Dubai is a place where glitz has become a tangible thing.  They know how to make headlines and history here, and can boast about dozens of stunning sights, from the tallest tower in the world to underwater hotels.  So what do you see first in this city of plenty?

Why not start with the food?  There’s nothing like feasting on a dish of local cuisine – or even professional chef cuisine.  Even notable names like Gordon Ramsay have carved out a little niche within Dubai, particularly hotels where fare can range from traditional to worldly.  But when you’re not enjoying the succulent morsels on your hotel plate, travel down to Al Dhiyafah Road where you can find cheap eats that are sure to make you want more.  Lamb, fresh seafood, salads, Indian food, Iranian food, Pakistani food – all if it can be found on this road alone, so try something different each day and expand your palate like never before.

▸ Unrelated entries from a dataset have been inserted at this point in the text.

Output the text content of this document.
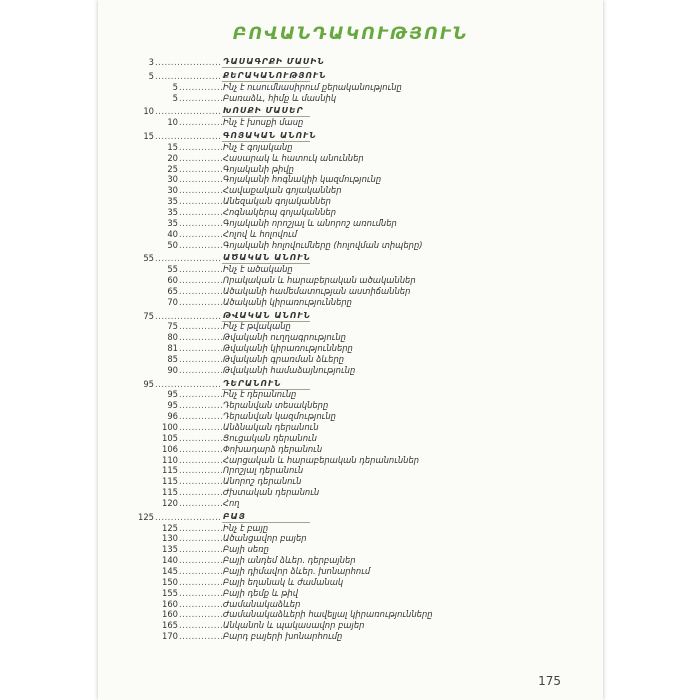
ԲՈՎԱՆԴԱԿՈՒԹՅՈՒՆ
3 .....	ԴԱՍԱԳՐՔԻ ՄԱՍԻՆ
5 .....	ՔԵՐԱԿԱՆՈՒԹՅՈՒՆ
5 .....	Ինչ է ուսումնասիրում քերականությունը
5 .....	Բառաձև, հիմք և մասնիկ
10 .....	ԽՈՍՔԻ ՄԱՍԵՐ
10 .....	Ինչ է խոսքի մասը
15 .....	ԳՈՅԱԿԱՆ ԱՆՈՒՆ
15 .....	Ինչ է գոյականը
20 .....	Հասարակ և հատուկ անուններ
25 .....	Գոյականի թիվը
30 .....	Գոյականի հոգնակիի կազմությունը
30 .....	Հավաքական գոյականներ
35 .....	Անեզական գոյականներ
35 .....	Հոգնակերպ գոյականներ
35 .....	Գոյականի որոշյալ և անորոշ առումներ
40 .....	Հոլով և հոլովում
50 .....	Գոյականի հոլովումները (հոլովման տիպերը)
55 .....	ԱԾԱԿԱՆ ԱՆՈՒՆ
55 .....	Ինչ է ածականը
60 .....	Որակական և հարաբերական ածականներ
65 .....	Ածականի համեմատության աստիճաններ
70 .....	Ածականի կիրառությունները
75 .....	ԹՎԱԿԱՆ ԱՆՈՒՆ
75 .....	Ինչ է թվականը
80 .....	Թվականի ուղղագրությունը
81 .....	Թվականի կիրառությունները
85 .....	Թվականի գրառման ձևերը
90 .....	Թվականի համաձայնությունը
95 .....	ԴԵՐԱՆՈՒՆ
95 .....	Ինչ է դերանունը
95 .....	Դերանվան տեսակները
96 .....	Դերանվան կազմությունը
100 .....	Անձնական դերանուն
105 .....	Ցուցական դերանուն
106 .....	Փոխադարձ դերանուն
110 .....	Հարցական և հարաբերական դերանուններ
115 .....	Որոշյալ դերանուն
115 .....	Անորոշ դերանուն
115 .....	Ժխտական դերանուն
120 .....	Հող
125 .....	ԲԱՅ
125 .....	Ինչ է բայը
130 .....	Ածանցավոր բայեր
135 .....	Բայի սեռը
140 .....	Բայի անդեմ ձևեր. դերբայներ
145 .....	Բայի դիմավոր ձևեր. խոնարհում
150 .....	Բայի եղանակ և ժամանակ
155 .....	Բայի դեմք և թիվ
160 .....	Ժամանակաձևեր
160 .....	Ժամանակաձևերի հավելյալ կիրառությունները
165 .....	Անկանոն և պակասավոր բայեր
170 .....	Բարդ բայերի խոնարհումը
175
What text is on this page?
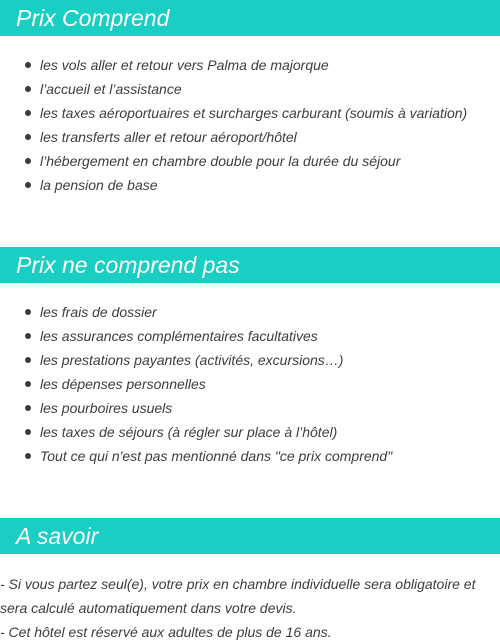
Prix Comprend
les vols aller et retour vers Palma de majorque
l’accueil et l’assistance
les taxes aéroportuaires et surcharges carburant (soumis à variation)
les transferts aller et retour aéroport/hôtel
l’hébergement en chambre double pour la durée du séjour
la pension de base
Prix ne comprend pas
les frais de dossier
les assurances complémentaires facultatives
les prestations payantes (activités, excursions…)
les dépenses personnelles
les pourboires usuels
les taxes de séjours (à régler sur place à l’hôtel)
Tout ce qui n'est pas mentionné dans "ce prix comprend"
A savoir

- Si vous partez seul(e), votre prix en chambre individuelle sera obligatoire et sera calculé automatiquement dans votre devis.

- Cet hôtel est réservé aux adultes de plus de 16 ans.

It may seem strange to bother with a shopping mall while on vacation (after all, most of us see them where we live), but Dubai takes theirs to a whole new level.  The Souk Madinat is actually inside the Madinat Jumeriah Hotel – but that’s not all.  You don’t walk to the shops; you hop onto a boat on a waterway to get from one place to another.  The Mall of the Emirates is so huge it has an indoor ski slope with real snow.  And though not available until 2013, the Mall of Arabia strives to be the largest yet at a jaw-dropping 10 million square feet, complete with dinosaur park (mechanical, of course).

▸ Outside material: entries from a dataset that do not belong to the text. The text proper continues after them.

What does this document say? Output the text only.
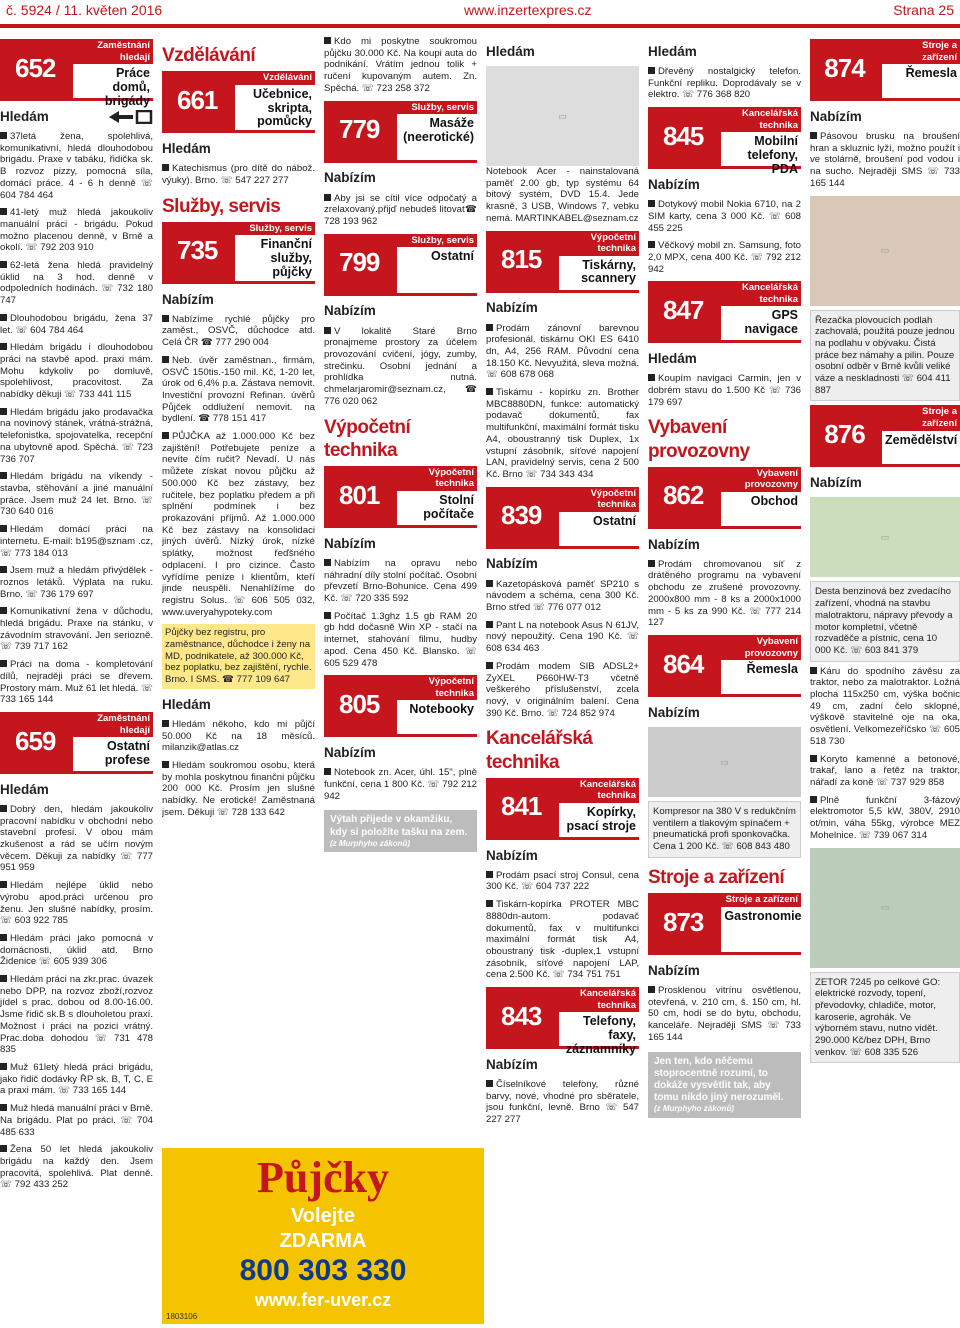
č. 5924 / 11. květen 2016	www.inzertexpres.cz	Strana 25
652
Zaměstnání hledají
Práce domů, brigády
Hledám
37letá žena, spolehlivá, komunikativní, hledá dlouhodobou brigádu. Praxe v tabáku, řidička sk. B rozvoz pizzy, pomocná síla, domácí práce. 4 - 6 h denně ☏ 604 784 464
41-letý muž hledá jakoukoliv manuální práci - brigádu. Pokud možno placenou denně, v Brně a okolí. ☏ 792 203 910
62-letá žena hledá pravidelný úklid na 3 hod. denně v odpoledních hodinách. ☏ 732 180 747
Dlouhodobou brigádu, žena 37 let. ☏ 604 784 464
Hledám brigádu i dlouhodobou práci na stavbě apod. praxi mám. Mohu kdykoliv po domluvě, spolehlivost, pracovitost. Za nabídky děkuji ☏ 733 441 115
Hledám brigádu jako prodavačka na novinový stánek, vrátná-strážná, telefonistka, spojovatelka, recepční na ubytovně apod. Spěchá. ☏ 723 736 707
Hledám brigádu na víkendy - stavba, stěhování a jiné manuální práce. Jsem muž 24 let. Brno. ☏ 730 640 016
Hledám domácí práci na internetu. E-mail: b195@sznam .cz, ☏ 773 184 013
Jsem muž a hledám přivýdělek - roznos letáků. Výplata na ruku. Brno. ☏ 736 179 697
Komunikativní žena v důchodu, hledá brigádu. Praxe na stánku, v závodním stravování. Jen seriozně. ☏ 739 717 162
Práci na doma - kompletování dílů, nejraději práci se dřevem. Prostory mám. Muž 61 let hledá. ☏ 733 165 144
659
Zaměstnání hledají
Ostatní profese
Hledám
Dobrý den, hledám jakoukoliv pracovní nabídku v obchodní nebo stavební profesi. V obou mám zkušenost a rád se učím novým věcem. Děkuji za nabídky ☏ 777 951 959
Hledám nejlépe úklid nebo výrobu apod.práci určenou pro ženu. Jen slušné nabídky, prosím. ☏ 603 922 785
Hledám práci jako pomocná v domácnosti, úklid atd. Brno Židenice ☏ 605 939 306
Hledám práci na zkr.prac. úvazek nebo DPP, na rozvoz zboží,rozvoz jídel s prac. dobou od 8.00-16.00. Jsme řidič sk.B s dlouholetou praxí. Možnost i práci na pozici vrátný. Prac.doba dohodou ☏ 731 478 835
Muž 61letý hledá práci brigádu, jako řidič dodávky ŘP sk. B, T, C, E a praxi mám. ☏ 733 165 144
Muž hledá manuální práci v Brně. Na brigádu. Plat po práci. ☏ 704 485 633
Žena 50 let hledá jakoukoliv brigádu na každý den. Jsem pracovitá, spolehlivá. Plat denně. ☏ 792 433 252
Vzdělávání
661
Vzdělávání
Učebnice, skripta, pomůcky
Hledám
Katechismus (pro dítě do nábož. výuky). Brno. ☏ 547 227 277
Služby, servis
735
Služby, servis
Finanční služby, půjčky
Nabízím
Nabízíme rychlé půjčky pro zaměst., OSVČ, důchodce atd. Celá ČR ☎ 777 290 004
Neb. úvěr zaměstnan., firmám, OSVČ 150tis.-150 mil. Kč, 1-20 let, úrok od 6,4% p.a. Zástava nemovit. Investiční provozní Refinan. úvěrů Půjček oddlužení nemovit. na bydlení. ☎ 778 151 417
PŮJČKA až 1.000.000 Kč bez zajištění! Potřebujete peníze a nevíte čím ručit? Nevadí. U nás můžete získat novou půjčku až 500.000 Kč bez zástavy, bez ručitele, bez poplatku předem a při splnění podmínek i bez prokazování příjmů. Až 1.000.000 Kč bez zástavy na konsolidaci jiných úvěrů. Nízký úrok, nízké splátky, možnost řeďšného odplacení. I pro cizince. Často vyřídíme peníze i klientům, kteří jinde neuspěli. Nenahlížíme do registru Solus. ☏ 606 505 032, www.uveryahypoteky.com
Půjčky bez registru, pro zaměstnance, důchodce i ženy na MD, podnikatele, až 300.000 Kč, bez poplatku, bez zajištění, rychle. Brno. I SMS. ☎ 777 109 647
Hledám
Hledám někoho, kdo mi půjčí 50.000 Kč na 18 měsíců. milanzik@atlas.cz
Hledám soukromou osobu, která by mohla poskytnou finančni půjčku 200 000 Kč. Prosím jen slušné nabídky. Ne erotické! Zaměstnaná jsem. Děkuji ☏ 728 133 642
Půjčky
Volejte
ZDARMA
800 303 330
www.fer-uver.cz
1803106
Kdo mi poskytne soukromou půjčku 30.000 Kč. Na koupi auta do podnikání. Vrátím jednou tolik + ručení kupovaným autem. Zn. Spěchá. ☏ 723 258 372
779
Služby, servis
Masáže (neerotické)
Nabízím
Aby jsi se cítil více odpočatý a zrelaxovaný.přijď nebudeš litovat☎ 728 193 962
799
Služby, servis
Ostatní
Nabízím
V lokalitě Staré Brno pronajmeme prostory za účelem provozování cvičení, jógy, zumby, strečinku. Osobní jednání a prohlídka nutná. chmelarjaromir@seznam.cz, ☎ 776 020 062
Výpočetní technika
801
Výpočetní technika
Stolní počítače
Nabízím
Nabízím na opravu nebo náhradní díly stolní počítač. Osobní převzetí Brno-Bohunice. Cena 499 Kč. ☏ 720 335 592
Počítač 1.3ghz 1.5 gb RAM 20 gb hdd dočasně Win XP - stačí na internet, stahování filmu, hudby apod. Cena 450 Kč. Blansko. ☏ 605 529 478
805
Výpočetní technika
Notebooky
Nabízím
Notebook zn. Acer, úhl. 15", plně funkční, cena 1 800 Kč. ☏ 792 212 942
Výtah přijede v okamžiku, kdy si položíte tašku na zem.
(z Murphyho zákonů)
Hledám
▭
Notebook Acer - nainstalovaná paměť 2.00 gb, typ systému 64 bitový systém, DVD 15.4. Jede krasně, 3 USB, Windows 7, vebku nemá. MARTINKABEL@seznam.cz
815
Výpočetní technika
Tiskárny, scannery
Nabízím
Prodám zánovní barevnou profesionál. tiskárnu OKI ES 6410 dn, A4, 256 RAM. Původní cena 18.150 Kč. Nevyužitá, sleva možná. ☏ 608 678 068
Tiskárnu - kopírku zn. Brother MBC8880DN, funkce: automatický podavač dokumentů, fax multifunkční, maximální formát tisku A4, oboustranný tisk Duplex, 1x vstupní zásobník, síťové napojení LAN, pravidelný servis, cena 2 500 Kč. Brno ☏ 734 343 434
839
Výpočetní technika
Ostatní
Nabízím
Kazetopásková paměť SP210 s návodem a schéma, cena 300 Kč. Brno střed ☏ 776 077 012
Pant L na notebook Asus N 61JV, nový nepoužitý. Cena 190 Kč. ☏ 608 634 463
Prodám modem SIB ADSL2+ ZyXEL P660HW-T3 včetně veškerého příslušenství, zcela nový, v originálním balení. Cena 390 Kč. Brno. ☏ 724 852 974
Kancelářská technika
841
Kancelářská technika
Kopírky, psací stroje
Nabízím
Prodám psací stroj Consul, cena 300 Kč. ☏ 604 737 222
Tiskárn-kopírka PROTER MBC 8880dn-autom. podavač dokumentů, fax v multifunkci maximální formát tisk A4, oboustraný tisk -duplex,1 vstupní zásobník, síťové napojení LAP, cena 2.500 Kč. ☏ 734 751 751
843
Kancelářská technika
Telefony, faxy, záznamníky
Nabízím
Číselníkové telefony, různé barvy, nové, vhodné pro sběratele, jsou funkční, levně. Brno ☏ 547 227 277
Hledám
Dřevěný nostalgický telefon. Funkční repliku. Doprodávaly se v elektro. ☏ 776 368 820
845
Kancelářská technika
Mobilní telefony, PDA
Nabízím
Dotykový mobil Nokia 6710, na 2 SIM karty, cena 3 000 Kč. ☏ 608 455 225
Věčkový mobil zn. Samsung, foto 2,0 MPX, cena 400 Kč. ☏ 792 212 942
847
Kancelářská technika
GPS navigace
Hledám
Koupím navigaci Carmin, jen v dobrém stavu do 1.500 Kč ☏ 736 179 697
Vybavení provozovny
862
Vybavení provozovny
Obchod
Nabízím
Prodám chromovanou síť z drátěného programu na vybavení obchodu ze zrušené provozovny. 2000x800 mm - 8 ks a 2000x1000 mm - 5 ks za 990 Kč. ☏ 777 214 127
864
Vybavení provozovny
Řemesla
Nabízím
▭
Kompresor na 380 V s redukčním ventilem a tlakovým spínačem + pneumatická profi sponkovačka. Cena 1 200 Kč. ☏ 608 843 480
Stroje a zařízení
873
Stroje a zařízení
Gastronomie
Nabízím
Prosklenou vitrínu osvětlenou, otevřená, v. 210 cm, š. 150 cm, hl. 50 cm, hodí se do bytu, obchodu, kanceláře. Nejraději SMS ☏ 733 165 144
Jen ten, kdo něčemu stoprocentně rozumí, to dokáže vysvětlit tak, aby tomu nikdo jiný nerozuměl.
(z Murphyho zákonů)
874
Stroje a zařízení
Řemesla
Nabízím
Pásovou brusku na broušení hran a skluznic lyží, možno použít i ve stolárně, broušení pod vodou i na sucho. Nejraději SMS ☏ 733 165 144
▭
Řezačka plovoucích podlah zachovalá, použitá pouze jednou na podlahu v obývaku. Čistá práce bez námahy a pilin. Pouze osobní odběr v Brně kvůli veliké váze a neskladnosti ☏ 604 411 887
876
Stroje a zařízení
Zemědělství
Nabízím
▭
Desta benzinová bez zvedacího zařízení, vhodná na stavbu malotraktoru, nápravy převody a motor kompletní, včetně rozvaděče a pístnic, cena 10 000 Kč. ☏ 603 841 379
Káru do spodního závěsu za traktor, nebo za malotraktor. Ložná plocha 115x250 cm, výška bočnic 49 cm, zadní čelo sklopné, výškově stavitelné oje na oka, osvětlení. Velkomezeříčsko ☏ 605 518 730
Koryto kamenné a betonové, trakař, lano a řetěz na traktor, nářadí za koně ☏ 737 929 858
Plně funkční 3-fázový elektromotor 5,5 kW, 380V, 2910 ot/min, váha 55kg, výrobce MEZ Mohelnice. ☏ 739 067 314
▭
ZETOR 7245 po celkové GO: elektrické rozvody, topení, převodovky, chladiče, motor, karoserie, agrohák. Ve výborném stavu, nutno vidět. 290.000 Kč/bez DPH, Brno venkov. ☏ 608 335 526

Gold Souk is an excellent place for gold buying, and is something to see even if you’re not in the market for something gleaming.  Haggle to get a lower price – you won’t find the same prices for something in your home town!

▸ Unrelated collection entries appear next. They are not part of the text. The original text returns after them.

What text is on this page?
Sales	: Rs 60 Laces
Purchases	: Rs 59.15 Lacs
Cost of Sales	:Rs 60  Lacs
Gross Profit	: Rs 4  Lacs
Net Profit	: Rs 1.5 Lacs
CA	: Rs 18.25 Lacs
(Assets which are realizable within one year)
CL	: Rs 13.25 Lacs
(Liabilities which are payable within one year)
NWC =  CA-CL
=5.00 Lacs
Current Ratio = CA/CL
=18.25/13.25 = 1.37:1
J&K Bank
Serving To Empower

Naturally if you visit Dubai, you have to see some of their most well-known sites.  The Burj Al Arab is said to be the first seven-star hotel.  While there is no such thing as seven stars for a hotel, this one definitely gets five gold ones.  You can’t get in without a room or a reservation at one of their restaurants, but just seeing it may be well worth the visit.

If you do get tired of the march of man’s progress in Dubai, then fall back to the traditional parts of the city where stone buildings still stand and sip mint-and-lime juice at a local café.  The Bastakia Quarter is where you want to be to feel a little older world.  Relax here before heading back into the future once again.